Another expression for the laws of cross multiplication in a right handed coordinate system can be obtained by expanding on Problem 2.6 and using the properties XP. Writing i for e₁, j for e₂ and k for e₃ (the usual notation for basis vectors in a 3-D right handed coordinate system) we can use Formula (2.11) to derive the following equations:

i × j = -j × i = k
j × k = -k × j = i
k × i = -i × k = j. (2.12)

Using these equations and properties XP2 and XP3 we can cross multiply any two vectors. The equations (2.12) are conveniently represented using a circle as in Figure 2.3.

In OMNIVOR, cross multiplication is performed by the subprogram VCROSS in module GEOSUB. Why is VCROSS a subprogram while VDOT is a function?

2.5 Applications of the Dot and Cross Products

Problem 2.7. We can represent the gaze direction by a vector, called g, of length 1, pointing along the line of sight. Suppose you want to rotate your gaze line from 20° left to 20° right. To achieve this gaze shift most efficiently (ie with the smallest possible eye rotation) you should rotate your eye about an axis orthogonal to both the initial and final gaze directions. A. Use the cross product to compute a vector of length 1 lying along this axis (and directed according to the right hand rule). B. Find another axis you could use to rotate the gaze line from 20° left to 20° right. C. Repeat A and B for a gaze shift from 20° left to 20° up.

Problem 2.8. The following are three eye position vectors (expressed relative to straight ahead) from one subject measured during the random saccade task in magnetic field coordinates (ie the basis vectors e₁, e₂ and e₃ are aligned with the directions of the three magnetic fields): a = (-.052, .108, .297), b = (.022, .068, -.122), c = (-.016, -.162, .091). Assume that this subject has a peculiar VOR which perfectly follows Listing's law. When the subject is rotating at 150° / s to the left (that is, about an axis parallel with the vertical magnetic field) while looking straight ahead, what is the best possible VOR response that is compatible with Listing's law?

Hints. We'll cover Listing's law in more detail later, but the following brief review of things you already know in some Socratic sense will make the Problem solvable. According to Listing's law, the eye position vectors relative to any reference position r all lie in a single plane VP_r, called the velocity plane (or sometimes the displacement plane) of r. Listing's law requires that, when the eye is in any position, its velocity vector must lie in the velocity plane for that position. The eye position vectors a, b and c all lie in the velocity plane of the straight ahead eye position, so we know where this plane is. Your job is to compute the eye velocity vector in this plane that is as close as possible to the negative of head velocity, ie as close as possible to (0, 0, -150).

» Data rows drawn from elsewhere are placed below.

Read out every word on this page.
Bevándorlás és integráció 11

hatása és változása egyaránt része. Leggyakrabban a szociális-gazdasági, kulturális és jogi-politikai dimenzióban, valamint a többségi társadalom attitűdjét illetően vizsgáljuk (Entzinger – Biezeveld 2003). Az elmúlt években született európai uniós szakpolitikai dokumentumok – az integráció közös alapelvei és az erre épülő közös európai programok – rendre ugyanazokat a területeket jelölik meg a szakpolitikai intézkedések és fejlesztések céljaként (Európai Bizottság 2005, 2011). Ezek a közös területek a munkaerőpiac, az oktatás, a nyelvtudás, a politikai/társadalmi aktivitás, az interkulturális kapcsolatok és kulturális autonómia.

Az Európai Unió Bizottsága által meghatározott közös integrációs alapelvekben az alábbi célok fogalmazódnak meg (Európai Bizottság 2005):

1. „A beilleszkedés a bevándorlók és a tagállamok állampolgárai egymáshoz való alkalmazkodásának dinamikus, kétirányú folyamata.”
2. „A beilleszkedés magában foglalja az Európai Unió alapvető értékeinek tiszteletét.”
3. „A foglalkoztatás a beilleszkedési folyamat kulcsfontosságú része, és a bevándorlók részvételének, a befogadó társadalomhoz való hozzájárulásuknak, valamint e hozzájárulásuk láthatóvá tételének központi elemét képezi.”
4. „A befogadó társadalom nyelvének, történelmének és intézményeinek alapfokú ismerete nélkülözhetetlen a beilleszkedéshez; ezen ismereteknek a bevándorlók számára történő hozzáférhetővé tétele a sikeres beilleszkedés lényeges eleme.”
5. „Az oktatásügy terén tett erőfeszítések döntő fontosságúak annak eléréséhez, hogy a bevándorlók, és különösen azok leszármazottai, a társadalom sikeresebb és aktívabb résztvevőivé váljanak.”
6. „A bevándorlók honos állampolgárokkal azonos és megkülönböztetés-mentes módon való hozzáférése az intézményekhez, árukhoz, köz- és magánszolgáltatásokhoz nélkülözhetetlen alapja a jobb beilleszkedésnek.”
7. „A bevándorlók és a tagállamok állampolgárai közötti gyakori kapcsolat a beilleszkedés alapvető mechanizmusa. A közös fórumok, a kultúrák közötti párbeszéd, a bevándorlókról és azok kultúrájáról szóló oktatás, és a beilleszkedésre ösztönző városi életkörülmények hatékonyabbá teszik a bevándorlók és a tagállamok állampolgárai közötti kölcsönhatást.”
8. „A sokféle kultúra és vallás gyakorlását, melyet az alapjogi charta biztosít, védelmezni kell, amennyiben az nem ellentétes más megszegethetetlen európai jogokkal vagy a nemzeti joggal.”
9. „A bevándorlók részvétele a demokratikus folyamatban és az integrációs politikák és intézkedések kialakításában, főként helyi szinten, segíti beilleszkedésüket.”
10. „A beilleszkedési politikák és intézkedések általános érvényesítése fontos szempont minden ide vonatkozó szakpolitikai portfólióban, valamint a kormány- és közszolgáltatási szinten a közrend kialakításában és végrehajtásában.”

More Hints. A good way to specify a plane is to find the forward-pointing vector of length 1 orthogonal to the plane (the unit normal vector to the plane). In OMNIVOR, the unit normal vector to the velocity plane in reference position is calculated by the program section PF (for Plane Fit), and is called n. YOU can compute n by taking the cross product of any two of a, b and c, and then normalizing the result. (If you cross multiply the vectors in the wrong order, you will get the backward-pointing normal vector, but this won't actually matter for the present problem). If you then take the optimal VOR response vector, call it v = (0, 0, -150), and subtract the projection of v on n, you obtain x = v - proj_n v, which is the vector in the velocity plane that is closest to v (you might want to draw a picture to convince yourself of this fact), ie x is the answer you are looking for. For the average real subject, of course, the VOR response is neither v nor x, but something like the vector halfway between: (v + x) / 2.